The woman said almost nothing, didn’t make eye contact — just took the bags and left. She carried a strange, pungent smell — a mix of iron, stale meat, and something else the butcher couldn’t identify.

Rumors spread quickly through the market. The vendors whispered:

“They say she’s feeding her son’s family.”

“Or she’s feeding dogs.”

“Or maybe she runs an underground restaurant…”

The butcher didn’t believe the gossip, but with each passing day, his curiosity grew. One evening, he decided to follow her — he waited until she left the shop, then walked after her, keeping his distance.

The woman walked slowly but steadily, dragging the heavy cart of meat along the snowy road. She crossed the outskirts of town, passed abandoned garages, and headed toward the old factory — the one that had stood empty for ten years.
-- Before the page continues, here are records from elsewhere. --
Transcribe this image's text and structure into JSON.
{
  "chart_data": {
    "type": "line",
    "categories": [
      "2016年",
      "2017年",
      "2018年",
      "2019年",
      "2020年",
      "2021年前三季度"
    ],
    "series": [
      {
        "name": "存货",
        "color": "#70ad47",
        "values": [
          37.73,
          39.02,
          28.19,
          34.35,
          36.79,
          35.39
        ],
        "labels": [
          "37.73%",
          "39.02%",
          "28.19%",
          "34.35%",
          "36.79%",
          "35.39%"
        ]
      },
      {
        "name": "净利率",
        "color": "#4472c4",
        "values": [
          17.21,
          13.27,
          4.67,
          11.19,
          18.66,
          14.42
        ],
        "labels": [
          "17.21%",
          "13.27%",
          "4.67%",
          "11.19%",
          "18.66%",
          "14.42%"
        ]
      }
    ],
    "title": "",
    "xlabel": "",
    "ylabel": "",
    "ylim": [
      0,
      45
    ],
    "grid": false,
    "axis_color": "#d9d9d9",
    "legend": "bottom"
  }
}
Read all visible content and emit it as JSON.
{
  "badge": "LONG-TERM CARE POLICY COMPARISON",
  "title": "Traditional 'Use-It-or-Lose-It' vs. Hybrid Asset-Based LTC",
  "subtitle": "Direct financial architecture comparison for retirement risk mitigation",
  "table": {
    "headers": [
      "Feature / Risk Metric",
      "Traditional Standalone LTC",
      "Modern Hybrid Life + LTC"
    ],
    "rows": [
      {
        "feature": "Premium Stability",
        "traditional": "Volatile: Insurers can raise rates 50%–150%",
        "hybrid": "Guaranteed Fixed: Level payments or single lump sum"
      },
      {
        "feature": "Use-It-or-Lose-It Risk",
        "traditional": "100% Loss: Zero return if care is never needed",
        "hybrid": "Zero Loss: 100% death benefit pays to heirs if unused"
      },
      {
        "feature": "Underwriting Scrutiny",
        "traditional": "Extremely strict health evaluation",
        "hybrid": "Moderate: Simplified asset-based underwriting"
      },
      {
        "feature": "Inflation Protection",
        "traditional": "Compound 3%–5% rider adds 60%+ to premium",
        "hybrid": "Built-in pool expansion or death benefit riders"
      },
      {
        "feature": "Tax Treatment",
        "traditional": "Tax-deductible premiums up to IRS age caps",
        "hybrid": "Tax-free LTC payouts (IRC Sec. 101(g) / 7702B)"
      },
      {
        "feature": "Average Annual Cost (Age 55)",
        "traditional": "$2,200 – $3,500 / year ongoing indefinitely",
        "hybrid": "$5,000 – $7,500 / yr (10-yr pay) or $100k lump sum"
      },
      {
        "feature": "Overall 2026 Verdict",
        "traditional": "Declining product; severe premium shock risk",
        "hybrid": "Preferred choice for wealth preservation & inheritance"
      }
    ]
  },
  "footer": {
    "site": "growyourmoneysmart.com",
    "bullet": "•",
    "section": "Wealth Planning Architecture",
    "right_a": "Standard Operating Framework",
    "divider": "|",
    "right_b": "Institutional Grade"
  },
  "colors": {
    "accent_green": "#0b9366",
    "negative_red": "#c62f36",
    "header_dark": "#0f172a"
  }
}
The butcher froze. She went inside and disappeared with the bags.

Twenty minutes later, the old woman came back out — there were no bags in her hands. Not a trace of the meat.

The next day, the same thing happened. On the third day, the butcher couldn’t take it anymore. He waited until she disappeared inside, then quietly crept in after her.

Inside the factory, there was a strange smell. He heard dull, very odd sounds. When the butcher peered into the hall through a crack in the wall, his heart nearly stopped. Inside the building were…

Inside, behind massive cages, sat four huge lions. Their eyes gleamed in the dim lamplight. Bones and fresh pieces of beef lay scattered on the floor.

And in the corner, in an old armchair, sat that very grandmother, softly whispering:

“Easy, my dears… soon you’ll have a fight… people will come, they’ll watch…”

The butcher recoiled, unable to believe his eyes, and then one of the lions let out a sharp roar — the sound echoed through the empty workshop. The woman turned her head and saw him.

“What are you doing here?!” she hissed.

The guy dashed outside and immediately called the police.

When law enforcement arrived at the scene, they were shocked: the old woman turned out to be a former zoologist. After the zoo closed down, she had taken several animals to keep them from “dying,” but soon realized she could make money off them.

Deep inside the factory, they found an arena and claw marks on the walls. The woman had been organizing underground lion fights, secretly attended by wealthy spectators.